Now given $\epsilon >0$, take $\delta = \min(\delta_1, \frac{1}{2}) > 0$. Suppose $x,y \in [0, \infty)$ and $|x-y| < \delta$.
Then if $x > k + 1$, since $|x-y| < \frac{1}{2}$ we have $k+1 - y < x - y < \frac{1}{2}$ and so $y > k$. Together, we have $x, y > k$ and $|x-y| < \delta$, so $|f(x) - f(y)| = |(f(x) - 2) + (-f(y) + 2)| \leq |f(x) -2| + |f(y) - 2| < \frac{\epsilon}{2} + \frac{\epsilon}{2} = \epsilon$.
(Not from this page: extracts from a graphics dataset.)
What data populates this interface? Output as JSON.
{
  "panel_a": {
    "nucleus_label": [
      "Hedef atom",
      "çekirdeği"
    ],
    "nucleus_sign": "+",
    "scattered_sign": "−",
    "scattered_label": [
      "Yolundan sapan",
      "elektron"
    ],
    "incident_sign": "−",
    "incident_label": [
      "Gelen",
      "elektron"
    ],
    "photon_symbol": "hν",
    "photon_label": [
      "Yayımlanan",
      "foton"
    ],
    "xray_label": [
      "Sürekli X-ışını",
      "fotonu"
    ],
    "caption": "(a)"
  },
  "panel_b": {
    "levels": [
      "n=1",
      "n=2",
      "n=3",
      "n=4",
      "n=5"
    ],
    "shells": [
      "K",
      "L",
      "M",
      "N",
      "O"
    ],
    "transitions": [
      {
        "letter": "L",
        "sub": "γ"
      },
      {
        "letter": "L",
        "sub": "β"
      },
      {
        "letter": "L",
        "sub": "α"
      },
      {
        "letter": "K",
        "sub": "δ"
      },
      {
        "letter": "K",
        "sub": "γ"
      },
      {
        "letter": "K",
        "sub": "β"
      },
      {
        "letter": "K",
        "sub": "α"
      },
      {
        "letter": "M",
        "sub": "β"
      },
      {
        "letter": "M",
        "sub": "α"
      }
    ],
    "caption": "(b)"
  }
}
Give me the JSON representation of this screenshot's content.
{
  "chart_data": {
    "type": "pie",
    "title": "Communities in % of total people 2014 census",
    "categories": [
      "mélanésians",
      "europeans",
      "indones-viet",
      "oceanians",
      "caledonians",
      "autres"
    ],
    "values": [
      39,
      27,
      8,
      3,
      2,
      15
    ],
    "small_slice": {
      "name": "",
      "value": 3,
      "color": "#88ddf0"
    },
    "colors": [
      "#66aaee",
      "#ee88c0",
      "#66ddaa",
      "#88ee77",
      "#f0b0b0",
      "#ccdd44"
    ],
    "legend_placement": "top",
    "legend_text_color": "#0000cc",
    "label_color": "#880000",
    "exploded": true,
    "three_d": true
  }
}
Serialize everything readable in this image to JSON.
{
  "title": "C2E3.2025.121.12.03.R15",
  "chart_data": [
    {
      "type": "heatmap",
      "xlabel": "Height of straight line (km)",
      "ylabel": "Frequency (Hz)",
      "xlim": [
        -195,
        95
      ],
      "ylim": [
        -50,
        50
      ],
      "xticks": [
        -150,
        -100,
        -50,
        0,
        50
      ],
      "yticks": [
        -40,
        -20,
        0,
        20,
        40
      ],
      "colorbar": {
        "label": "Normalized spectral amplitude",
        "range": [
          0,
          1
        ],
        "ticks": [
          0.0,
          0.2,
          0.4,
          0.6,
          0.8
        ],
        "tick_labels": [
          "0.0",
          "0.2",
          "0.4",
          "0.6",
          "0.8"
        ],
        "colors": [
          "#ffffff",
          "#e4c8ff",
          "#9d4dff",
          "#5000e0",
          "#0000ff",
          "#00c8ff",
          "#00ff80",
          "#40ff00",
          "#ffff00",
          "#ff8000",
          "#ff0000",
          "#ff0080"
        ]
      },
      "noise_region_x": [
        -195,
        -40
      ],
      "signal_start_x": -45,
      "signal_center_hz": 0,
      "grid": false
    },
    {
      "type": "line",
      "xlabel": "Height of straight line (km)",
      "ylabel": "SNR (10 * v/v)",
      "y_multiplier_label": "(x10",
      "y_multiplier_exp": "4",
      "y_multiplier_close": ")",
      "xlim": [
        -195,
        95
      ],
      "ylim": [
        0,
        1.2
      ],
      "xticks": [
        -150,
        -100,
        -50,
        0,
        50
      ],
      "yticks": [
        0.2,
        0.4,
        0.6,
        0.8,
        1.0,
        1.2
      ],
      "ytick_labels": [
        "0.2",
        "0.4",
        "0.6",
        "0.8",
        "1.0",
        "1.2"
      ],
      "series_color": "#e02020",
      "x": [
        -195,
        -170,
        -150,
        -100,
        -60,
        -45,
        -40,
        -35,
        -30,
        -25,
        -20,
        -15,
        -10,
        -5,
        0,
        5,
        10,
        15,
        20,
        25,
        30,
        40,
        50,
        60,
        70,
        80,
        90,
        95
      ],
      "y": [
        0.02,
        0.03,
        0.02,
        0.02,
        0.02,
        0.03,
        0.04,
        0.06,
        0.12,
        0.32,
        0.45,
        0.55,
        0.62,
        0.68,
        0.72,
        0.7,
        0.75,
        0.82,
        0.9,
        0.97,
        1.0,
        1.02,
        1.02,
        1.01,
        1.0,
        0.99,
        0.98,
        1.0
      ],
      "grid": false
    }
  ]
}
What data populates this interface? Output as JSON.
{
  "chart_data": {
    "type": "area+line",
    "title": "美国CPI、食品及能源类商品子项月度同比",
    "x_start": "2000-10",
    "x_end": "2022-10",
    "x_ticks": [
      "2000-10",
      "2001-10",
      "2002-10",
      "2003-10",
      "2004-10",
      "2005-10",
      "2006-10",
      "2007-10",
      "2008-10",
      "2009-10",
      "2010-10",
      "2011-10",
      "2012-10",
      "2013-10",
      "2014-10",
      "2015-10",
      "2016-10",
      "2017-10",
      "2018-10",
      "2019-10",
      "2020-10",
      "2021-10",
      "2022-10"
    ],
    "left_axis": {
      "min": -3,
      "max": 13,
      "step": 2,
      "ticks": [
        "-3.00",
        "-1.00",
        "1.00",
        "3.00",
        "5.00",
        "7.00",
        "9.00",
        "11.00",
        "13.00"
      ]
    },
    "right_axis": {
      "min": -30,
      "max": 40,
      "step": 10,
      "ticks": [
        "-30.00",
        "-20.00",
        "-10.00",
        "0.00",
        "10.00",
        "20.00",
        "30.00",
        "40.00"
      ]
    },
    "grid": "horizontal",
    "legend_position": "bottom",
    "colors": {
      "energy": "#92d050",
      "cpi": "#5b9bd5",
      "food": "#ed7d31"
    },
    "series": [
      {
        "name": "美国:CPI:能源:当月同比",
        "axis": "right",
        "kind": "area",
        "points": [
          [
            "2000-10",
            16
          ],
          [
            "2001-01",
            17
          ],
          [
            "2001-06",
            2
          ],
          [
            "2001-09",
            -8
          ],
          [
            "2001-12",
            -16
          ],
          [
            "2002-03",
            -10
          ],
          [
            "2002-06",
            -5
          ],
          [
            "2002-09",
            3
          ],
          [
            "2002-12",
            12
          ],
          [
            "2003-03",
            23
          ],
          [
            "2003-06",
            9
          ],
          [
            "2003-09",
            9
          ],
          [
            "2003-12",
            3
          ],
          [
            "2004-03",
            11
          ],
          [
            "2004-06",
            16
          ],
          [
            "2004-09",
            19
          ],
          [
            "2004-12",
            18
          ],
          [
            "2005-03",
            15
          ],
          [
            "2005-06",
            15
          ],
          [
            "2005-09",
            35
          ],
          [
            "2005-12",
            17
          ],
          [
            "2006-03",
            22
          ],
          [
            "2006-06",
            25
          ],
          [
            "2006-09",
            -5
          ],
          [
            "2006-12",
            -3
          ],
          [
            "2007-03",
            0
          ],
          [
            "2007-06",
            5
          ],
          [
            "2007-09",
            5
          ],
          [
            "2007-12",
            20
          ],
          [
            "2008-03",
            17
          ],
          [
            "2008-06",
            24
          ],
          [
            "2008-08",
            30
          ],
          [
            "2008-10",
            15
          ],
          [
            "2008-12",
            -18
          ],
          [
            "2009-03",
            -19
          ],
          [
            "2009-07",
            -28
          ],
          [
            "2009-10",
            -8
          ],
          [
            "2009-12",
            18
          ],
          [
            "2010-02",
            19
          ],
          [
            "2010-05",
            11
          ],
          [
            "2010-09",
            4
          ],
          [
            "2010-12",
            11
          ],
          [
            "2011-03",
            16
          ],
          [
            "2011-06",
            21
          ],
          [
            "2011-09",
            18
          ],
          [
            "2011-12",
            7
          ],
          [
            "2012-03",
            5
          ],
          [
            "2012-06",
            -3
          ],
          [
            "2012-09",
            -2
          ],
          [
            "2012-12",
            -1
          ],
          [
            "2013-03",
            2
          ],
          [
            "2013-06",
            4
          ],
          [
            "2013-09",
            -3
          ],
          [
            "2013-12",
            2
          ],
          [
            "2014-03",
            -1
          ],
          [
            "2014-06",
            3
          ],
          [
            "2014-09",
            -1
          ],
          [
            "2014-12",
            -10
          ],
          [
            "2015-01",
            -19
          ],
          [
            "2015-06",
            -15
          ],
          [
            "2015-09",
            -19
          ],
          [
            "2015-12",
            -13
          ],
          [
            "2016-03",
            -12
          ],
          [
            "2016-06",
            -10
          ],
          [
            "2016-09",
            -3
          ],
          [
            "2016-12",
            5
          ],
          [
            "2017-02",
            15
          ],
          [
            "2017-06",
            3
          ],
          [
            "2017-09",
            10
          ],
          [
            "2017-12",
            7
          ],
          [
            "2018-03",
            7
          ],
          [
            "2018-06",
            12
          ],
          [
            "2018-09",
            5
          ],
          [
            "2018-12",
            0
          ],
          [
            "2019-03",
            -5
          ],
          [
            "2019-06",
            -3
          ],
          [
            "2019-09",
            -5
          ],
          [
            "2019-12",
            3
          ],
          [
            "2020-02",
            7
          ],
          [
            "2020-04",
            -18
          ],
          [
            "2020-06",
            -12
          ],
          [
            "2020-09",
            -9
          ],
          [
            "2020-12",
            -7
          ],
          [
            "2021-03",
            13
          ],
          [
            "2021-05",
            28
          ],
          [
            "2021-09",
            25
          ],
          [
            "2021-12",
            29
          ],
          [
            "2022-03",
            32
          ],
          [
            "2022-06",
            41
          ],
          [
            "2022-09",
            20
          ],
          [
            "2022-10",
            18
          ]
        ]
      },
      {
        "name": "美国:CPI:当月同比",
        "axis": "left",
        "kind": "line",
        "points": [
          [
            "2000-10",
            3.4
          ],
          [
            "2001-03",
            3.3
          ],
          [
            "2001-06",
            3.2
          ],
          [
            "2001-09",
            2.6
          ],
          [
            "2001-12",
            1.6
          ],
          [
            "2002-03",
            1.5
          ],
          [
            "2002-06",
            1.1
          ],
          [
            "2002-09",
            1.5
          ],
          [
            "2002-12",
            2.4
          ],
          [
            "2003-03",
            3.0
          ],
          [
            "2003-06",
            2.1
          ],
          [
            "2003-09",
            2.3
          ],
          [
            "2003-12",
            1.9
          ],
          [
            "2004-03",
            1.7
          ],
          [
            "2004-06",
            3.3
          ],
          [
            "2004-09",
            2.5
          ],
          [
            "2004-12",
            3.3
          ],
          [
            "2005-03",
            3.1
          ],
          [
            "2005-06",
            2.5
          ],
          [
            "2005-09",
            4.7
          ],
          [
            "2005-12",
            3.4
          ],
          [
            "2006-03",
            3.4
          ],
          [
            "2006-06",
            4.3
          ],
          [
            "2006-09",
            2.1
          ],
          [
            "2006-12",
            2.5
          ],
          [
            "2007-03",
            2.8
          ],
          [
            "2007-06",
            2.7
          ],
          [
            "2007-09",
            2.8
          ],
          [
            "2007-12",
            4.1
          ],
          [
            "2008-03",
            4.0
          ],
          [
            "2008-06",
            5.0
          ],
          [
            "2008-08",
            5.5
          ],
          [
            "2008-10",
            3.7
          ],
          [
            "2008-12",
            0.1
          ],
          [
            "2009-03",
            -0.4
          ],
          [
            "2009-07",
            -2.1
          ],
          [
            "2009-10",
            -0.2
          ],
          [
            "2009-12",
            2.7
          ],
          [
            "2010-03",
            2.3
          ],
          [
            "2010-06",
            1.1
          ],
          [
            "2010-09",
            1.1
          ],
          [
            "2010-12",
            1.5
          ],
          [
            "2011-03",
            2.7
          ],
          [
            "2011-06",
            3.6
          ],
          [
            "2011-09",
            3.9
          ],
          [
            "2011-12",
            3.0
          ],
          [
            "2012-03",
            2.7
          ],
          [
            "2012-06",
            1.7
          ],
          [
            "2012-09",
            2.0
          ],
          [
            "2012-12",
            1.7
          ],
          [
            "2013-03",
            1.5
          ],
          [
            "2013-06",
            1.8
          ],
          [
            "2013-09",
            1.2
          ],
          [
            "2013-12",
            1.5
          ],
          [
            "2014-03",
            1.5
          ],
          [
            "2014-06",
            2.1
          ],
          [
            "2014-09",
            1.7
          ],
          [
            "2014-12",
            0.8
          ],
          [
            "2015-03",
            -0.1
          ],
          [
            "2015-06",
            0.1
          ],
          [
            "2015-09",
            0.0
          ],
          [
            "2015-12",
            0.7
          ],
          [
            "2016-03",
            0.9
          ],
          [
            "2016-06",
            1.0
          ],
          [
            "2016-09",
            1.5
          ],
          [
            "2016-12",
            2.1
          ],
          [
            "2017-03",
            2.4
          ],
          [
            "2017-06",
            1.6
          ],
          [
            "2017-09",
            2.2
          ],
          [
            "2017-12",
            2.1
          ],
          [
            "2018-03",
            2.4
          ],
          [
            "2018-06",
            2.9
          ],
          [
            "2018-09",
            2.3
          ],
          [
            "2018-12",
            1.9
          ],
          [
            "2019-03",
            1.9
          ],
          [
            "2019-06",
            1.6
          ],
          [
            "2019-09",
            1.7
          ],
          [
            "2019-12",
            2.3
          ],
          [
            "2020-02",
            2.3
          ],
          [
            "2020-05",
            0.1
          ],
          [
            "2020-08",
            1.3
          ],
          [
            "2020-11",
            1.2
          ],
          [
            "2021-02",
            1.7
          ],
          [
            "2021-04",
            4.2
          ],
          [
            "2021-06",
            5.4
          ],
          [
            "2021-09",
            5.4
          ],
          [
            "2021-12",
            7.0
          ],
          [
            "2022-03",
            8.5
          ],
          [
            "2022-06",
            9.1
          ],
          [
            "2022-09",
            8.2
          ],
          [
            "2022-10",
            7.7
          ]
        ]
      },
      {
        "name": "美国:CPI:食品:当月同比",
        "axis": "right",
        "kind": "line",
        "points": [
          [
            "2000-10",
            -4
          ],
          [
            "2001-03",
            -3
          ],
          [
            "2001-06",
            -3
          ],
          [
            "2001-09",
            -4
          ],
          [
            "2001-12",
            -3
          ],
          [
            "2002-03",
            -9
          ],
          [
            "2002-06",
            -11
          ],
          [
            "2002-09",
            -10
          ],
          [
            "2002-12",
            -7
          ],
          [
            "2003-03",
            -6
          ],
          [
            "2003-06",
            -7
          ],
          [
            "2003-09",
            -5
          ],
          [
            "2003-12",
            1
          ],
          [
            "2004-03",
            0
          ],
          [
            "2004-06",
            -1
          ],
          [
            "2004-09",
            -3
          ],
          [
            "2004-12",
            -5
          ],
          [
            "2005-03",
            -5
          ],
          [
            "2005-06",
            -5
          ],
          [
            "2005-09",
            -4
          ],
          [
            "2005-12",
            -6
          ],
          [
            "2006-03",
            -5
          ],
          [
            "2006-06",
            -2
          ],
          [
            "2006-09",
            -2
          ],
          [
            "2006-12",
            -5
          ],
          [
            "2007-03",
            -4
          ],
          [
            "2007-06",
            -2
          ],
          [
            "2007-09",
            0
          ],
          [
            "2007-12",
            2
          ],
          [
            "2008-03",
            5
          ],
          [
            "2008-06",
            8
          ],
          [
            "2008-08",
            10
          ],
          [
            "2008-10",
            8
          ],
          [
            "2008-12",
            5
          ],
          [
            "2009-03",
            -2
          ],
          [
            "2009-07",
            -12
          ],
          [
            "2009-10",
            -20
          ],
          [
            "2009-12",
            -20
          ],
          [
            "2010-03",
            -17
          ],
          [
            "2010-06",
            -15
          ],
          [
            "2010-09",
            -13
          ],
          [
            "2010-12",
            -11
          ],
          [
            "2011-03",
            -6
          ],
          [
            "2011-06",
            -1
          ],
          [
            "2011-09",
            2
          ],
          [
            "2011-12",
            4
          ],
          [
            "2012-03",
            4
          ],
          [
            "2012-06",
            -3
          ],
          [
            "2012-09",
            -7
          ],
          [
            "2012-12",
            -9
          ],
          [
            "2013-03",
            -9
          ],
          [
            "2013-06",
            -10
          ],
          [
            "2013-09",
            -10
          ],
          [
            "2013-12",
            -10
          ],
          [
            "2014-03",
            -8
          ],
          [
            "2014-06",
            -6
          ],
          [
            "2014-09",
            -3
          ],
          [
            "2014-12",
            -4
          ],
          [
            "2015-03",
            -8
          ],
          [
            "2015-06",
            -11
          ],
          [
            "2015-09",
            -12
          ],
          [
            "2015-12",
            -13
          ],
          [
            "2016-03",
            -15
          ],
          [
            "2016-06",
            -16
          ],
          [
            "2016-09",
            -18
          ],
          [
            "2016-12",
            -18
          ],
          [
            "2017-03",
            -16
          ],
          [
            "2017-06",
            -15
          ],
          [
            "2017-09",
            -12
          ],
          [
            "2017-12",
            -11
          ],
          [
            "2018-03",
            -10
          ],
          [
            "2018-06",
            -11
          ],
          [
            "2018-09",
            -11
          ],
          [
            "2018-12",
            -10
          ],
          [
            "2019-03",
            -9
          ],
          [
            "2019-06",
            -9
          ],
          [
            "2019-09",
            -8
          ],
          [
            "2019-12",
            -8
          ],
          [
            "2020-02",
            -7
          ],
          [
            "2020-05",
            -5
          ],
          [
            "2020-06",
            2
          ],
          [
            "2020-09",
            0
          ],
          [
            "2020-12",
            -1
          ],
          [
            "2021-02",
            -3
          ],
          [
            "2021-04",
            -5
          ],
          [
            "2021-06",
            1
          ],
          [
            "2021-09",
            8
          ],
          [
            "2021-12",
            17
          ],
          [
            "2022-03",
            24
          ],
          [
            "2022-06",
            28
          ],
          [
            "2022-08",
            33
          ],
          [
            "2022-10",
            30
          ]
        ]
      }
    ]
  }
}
If $x \leq k + 1$, since $|x - y| < \frac{1}{2}$, then we have $y < k + \frac{3}{2} < k+2$. Together then, we have $x, y \in [0,k+2]$ and $|x-y| < \delta \leq \delta_1$ and so $|f(x) - f(y)| < \epsilon$.
Thus we have shown for $\epsilon >0$, there is a $\delta > 0$ s.t. if $x,y \in [0, \infty)$ and $|x-y| < 0$, then $|f(x) - f(y)| < \epsilon$.
Since $\displaystyle \lim_{x \to \infty}f(x)=2$ so for a given $\epsilon >0$ ,$\exists$ a real number $k$ such that $|f(x)-2|<\epsilon/2$ whenever $x \ge k$. Now let , $x,y\in [k,\infty)$.
Then , $|f(x)-f(y)|\le |f(x)-2|+|f(y)-2|<\epsilon$ , for every $x,y \in [k,\infty)$ . So particularly ,$|f(x)-f(y)|<\epsilon$ , whenever $|x-y|<\delta$. So $f$ is uniformly continuous in $[k,\infty)$.
Again $[0,k]$ is compact domain, so $f$ is uniformly continuous in $[0,k]$. Hence $f$ is uniformly continuous in $[0,\infty)$.